In the SNPs studied by Rafiqdoost et al., in 2014, a statistically significant difference was observed between NSCL/P patients and the control group in SNP rs34010.[15] The FGF1 rs34010 CA genotype had a markedly higher frequency in controls compared to NSCL/P; and in the CA + AA genotype, it was more frequent in the control group.[15] With respect to the FGF1 rs13317 AG variant, no statistically significant values were found between genotypic frequencies.[15] Highlighting the protective role of the FGF1 rs34010 C/A polymorphism, therefore, the FGFs signaling pathway has constant functions in lip and palate morphogenesis, and the perturbation of its expression patterns sometimes leads to cleft pathogenesis.[15]

On the other hand, in the study conducted by De Aquino et al. 2013, in a Brazilian population, no significant association of FGF12 with NSCL/P was found, the author indicates that this is due to the sample size used in the study; therefore, it is possible that associations of polymorphisms and cleft risk were overlooked, indicating that his study was based on samples from European studies.[23]
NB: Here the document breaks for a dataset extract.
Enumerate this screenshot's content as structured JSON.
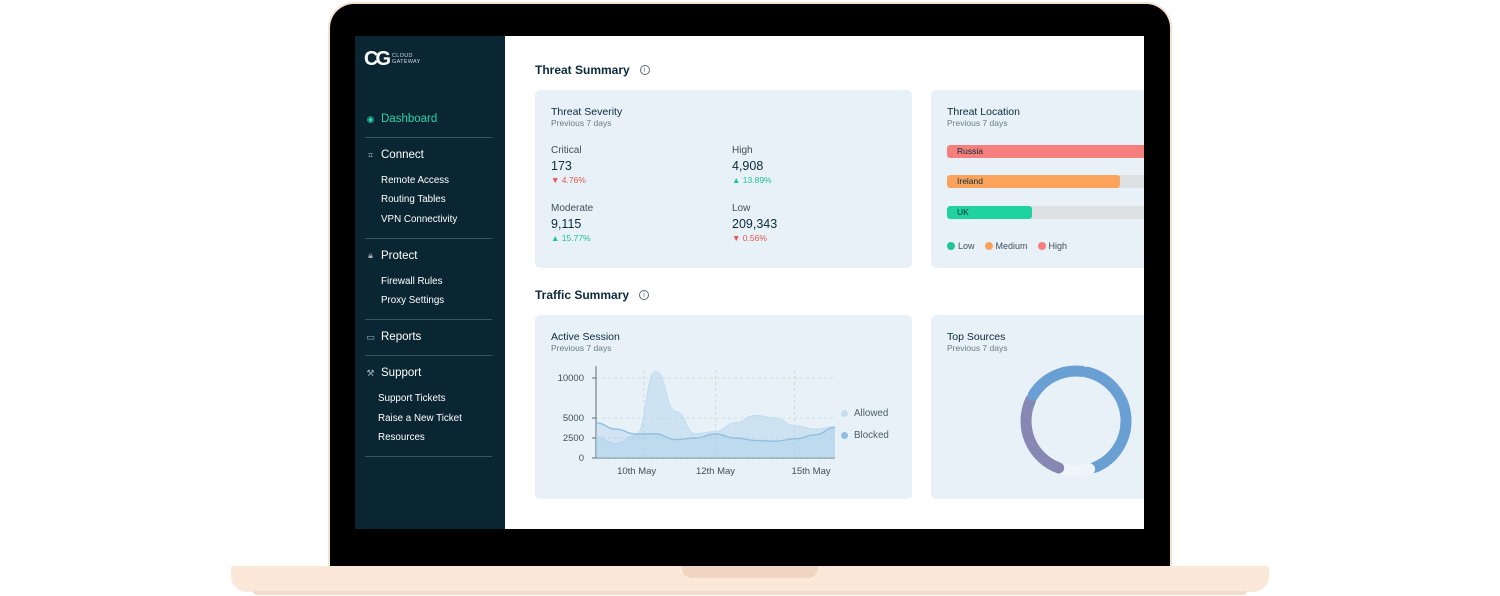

In summary, understanding the etiology of NSCL/P patients may help to predict and prevent its occurrence in the future. Specifically, the present review did not verify significant associations between gene polymorphisms TGFB3 and FGF with NSCL/P, and these results may be based on the limited number of studies exploring these relationships and the ethnic variability of the populations among the investigations analyzed.

Moreover, facial development and its alterations, such as NSCL/P, are not only determined by genes, but also by their interaction with environmental factors such as habits, nutrition, and trauma.[26]

On the other hand, it should be noted that in this review age or gender was not considered as a determining factor because they are birth defects and measurements of genetic expressions are taken among affected individuals.

CONCLUSION

None of the genetic variations that show the association is verified in different populations; therefore, there is not enough scientific validation regarding the association between TGFB and FGF polymorphism and NSCL/P. Therefore, the findings of the different studies suggest the need for new research with samples composed of a larger number of individuals in different populations, which should be performed with all the standards for genetic studies, thus allowing to have certified information that would allow a better understanding of the molecular basis of the disease.